The icy wind bore with it a burden of
sparkling sand, so that they were often forced to muffle their faces,
walking with heads bowed.
Since Caius would walk, O'Shea ordered the boy back into the cart, and
the two men ploughed on through the sand beside the horse, whose every
hair was turned by the wind, which now struck them sideways, and whose
rugged mane and forelock were streaming horizontally, besprinkled with
sand. The novelty of the situation, the beauty of the sand-wreaths, the
intoxication of the air, the vivid brilliancy of the sun and the sky,
delighted Caius. The blue of heaven rounded the sandscape to their
present sight, a dome of blue flame over a plain whose colour was like
that of an autumn leaf become sear. Caius, in his exhilaration, remarked
upon the strangeness of the place, but either the prospect was too
common to O'Shea to excite his interest, or the enterprise he meditated
burdened his mind; he gave few words in answer, and soon they, too,
relapsed into the silence that the boy and the pony had all the time
observed.
An hour's walk, and another sound rang in their ears beside the
whistling of the wind, low at first and fitful, louder and louder, till
the roar of the surf was deafening.

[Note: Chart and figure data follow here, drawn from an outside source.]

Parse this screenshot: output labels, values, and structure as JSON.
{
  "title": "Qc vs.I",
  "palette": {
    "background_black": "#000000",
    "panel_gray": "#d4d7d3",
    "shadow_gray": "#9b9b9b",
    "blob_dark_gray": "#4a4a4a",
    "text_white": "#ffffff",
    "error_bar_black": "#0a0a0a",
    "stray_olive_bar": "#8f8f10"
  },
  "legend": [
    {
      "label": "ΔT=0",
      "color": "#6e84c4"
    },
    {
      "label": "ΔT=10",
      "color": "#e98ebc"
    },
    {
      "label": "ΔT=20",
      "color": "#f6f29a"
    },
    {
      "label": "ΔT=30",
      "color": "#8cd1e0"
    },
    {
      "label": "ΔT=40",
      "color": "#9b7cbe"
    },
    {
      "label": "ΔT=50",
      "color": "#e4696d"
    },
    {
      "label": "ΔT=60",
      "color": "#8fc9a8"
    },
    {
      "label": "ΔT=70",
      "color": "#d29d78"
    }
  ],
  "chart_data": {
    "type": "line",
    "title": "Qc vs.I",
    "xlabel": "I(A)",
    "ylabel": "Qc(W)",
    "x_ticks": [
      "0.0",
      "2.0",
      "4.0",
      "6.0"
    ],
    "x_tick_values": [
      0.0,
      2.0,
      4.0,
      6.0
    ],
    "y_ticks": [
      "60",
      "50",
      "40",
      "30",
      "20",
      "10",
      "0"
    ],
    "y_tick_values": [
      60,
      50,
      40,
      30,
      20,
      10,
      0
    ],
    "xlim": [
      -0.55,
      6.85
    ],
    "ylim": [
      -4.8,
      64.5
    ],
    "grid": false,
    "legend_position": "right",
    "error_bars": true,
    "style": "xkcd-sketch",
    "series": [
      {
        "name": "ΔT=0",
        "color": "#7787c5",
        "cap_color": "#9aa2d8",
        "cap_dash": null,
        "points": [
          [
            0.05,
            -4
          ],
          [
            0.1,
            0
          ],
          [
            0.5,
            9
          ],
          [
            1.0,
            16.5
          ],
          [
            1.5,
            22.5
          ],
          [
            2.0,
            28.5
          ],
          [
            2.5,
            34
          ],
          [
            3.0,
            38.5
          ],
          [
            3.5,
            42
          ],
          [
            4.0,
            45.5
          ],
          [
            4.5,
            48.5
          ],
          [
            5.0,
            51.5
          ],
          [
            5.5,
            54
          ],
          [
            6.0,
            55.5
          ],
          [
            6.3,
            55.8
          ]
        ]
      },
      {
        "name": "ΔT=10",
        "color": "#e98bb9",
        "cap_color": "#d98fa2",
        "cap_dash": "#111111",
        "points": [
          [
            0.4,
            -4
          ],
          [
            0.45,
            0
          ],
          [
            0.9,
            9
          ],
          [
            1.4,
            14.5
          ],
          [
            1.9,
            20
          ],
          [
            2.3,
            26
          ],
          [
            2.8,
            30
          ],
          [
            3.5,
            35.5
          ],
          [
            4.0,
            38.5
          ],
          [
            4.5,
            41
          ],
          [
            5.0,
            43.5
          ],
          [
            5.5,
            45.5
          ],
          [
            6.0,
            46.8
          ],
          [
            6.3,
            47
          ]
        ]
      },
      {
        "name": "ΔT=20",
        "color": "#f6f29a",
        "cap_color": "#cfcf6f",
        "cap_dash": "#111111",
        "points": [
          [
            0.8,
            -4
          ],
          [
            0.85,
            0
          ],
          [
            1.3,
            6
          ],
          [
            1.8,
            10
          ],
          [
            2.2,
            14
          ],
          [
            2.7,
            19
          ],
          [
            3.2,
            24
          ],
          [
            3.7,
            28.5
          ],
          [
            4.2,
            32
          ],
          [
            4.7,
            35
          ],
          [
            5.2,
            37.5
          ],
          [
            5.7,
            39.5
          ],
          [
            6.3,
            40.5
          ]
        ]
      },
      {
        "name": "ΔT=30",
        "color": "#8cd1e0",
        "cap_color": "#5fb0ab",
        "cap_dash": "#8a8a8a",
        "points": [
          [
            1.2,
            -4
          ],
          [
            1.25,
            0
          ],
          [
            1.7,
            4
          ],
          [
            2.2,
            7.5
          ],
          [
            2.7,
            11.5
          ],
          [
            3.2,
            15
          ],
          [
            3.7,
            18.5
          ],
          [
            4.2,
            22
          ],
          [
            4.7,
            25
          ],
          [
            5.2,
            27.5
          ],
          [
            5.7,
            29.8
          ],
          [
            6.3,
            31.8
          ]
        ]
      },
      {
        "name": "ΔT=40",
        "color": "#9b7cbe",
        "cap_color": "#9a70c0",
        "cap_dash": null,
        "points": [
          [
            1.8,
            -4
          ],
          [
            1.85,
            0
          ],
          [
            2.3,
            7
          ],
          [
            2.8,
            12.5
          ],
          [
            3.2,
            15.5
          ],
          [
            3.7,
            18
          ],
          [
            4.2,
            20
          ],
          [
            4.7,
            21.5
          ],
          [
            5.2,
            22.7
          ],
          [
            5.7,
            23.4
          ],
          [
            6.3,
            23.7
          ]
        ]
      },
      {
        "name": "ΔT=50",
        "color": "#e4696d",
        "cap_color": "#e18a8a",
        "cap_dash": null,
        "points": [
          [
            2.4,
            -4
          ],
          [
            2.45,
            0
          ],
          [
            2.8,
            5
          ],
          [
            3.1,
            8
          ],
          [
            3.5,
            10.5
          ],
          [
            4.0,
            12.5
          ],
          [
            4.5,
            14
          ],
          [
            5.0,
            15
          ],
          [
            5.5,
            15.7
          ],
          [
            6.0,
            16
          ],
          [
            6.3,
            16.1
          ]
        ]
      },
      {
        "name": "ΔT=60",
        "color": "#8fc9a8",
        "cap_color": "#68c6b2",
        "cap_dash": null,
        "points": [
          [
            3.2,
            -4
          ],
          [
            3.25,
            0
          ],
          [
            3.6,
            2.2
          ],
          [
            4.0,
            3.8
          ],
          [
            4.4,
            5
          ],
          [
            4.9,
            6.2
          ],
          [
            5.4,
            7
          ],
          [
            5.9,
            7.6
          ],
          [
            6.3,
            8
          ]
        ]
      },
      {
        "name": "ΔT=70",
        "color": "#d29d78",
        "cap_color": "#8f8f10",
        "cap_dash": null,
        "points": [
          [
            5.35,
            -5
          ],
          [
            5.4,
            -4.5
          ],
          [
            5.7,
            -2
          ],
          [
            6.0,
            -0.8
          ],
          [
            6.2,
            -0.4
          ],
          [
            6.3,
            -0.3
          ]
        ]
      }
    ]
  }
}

Then they came to the brink and
heard all the notes of which the chords of its more distant music had
been composed, the gasping sob of the under tow, the rush of the lifting
wave as it upreared itself high, the silken break of its foam, the crash
of drums with which it fell, the dash of wave against wave, and the cry
of the foremost waves that bemoaned themselves prostrate upon the beach.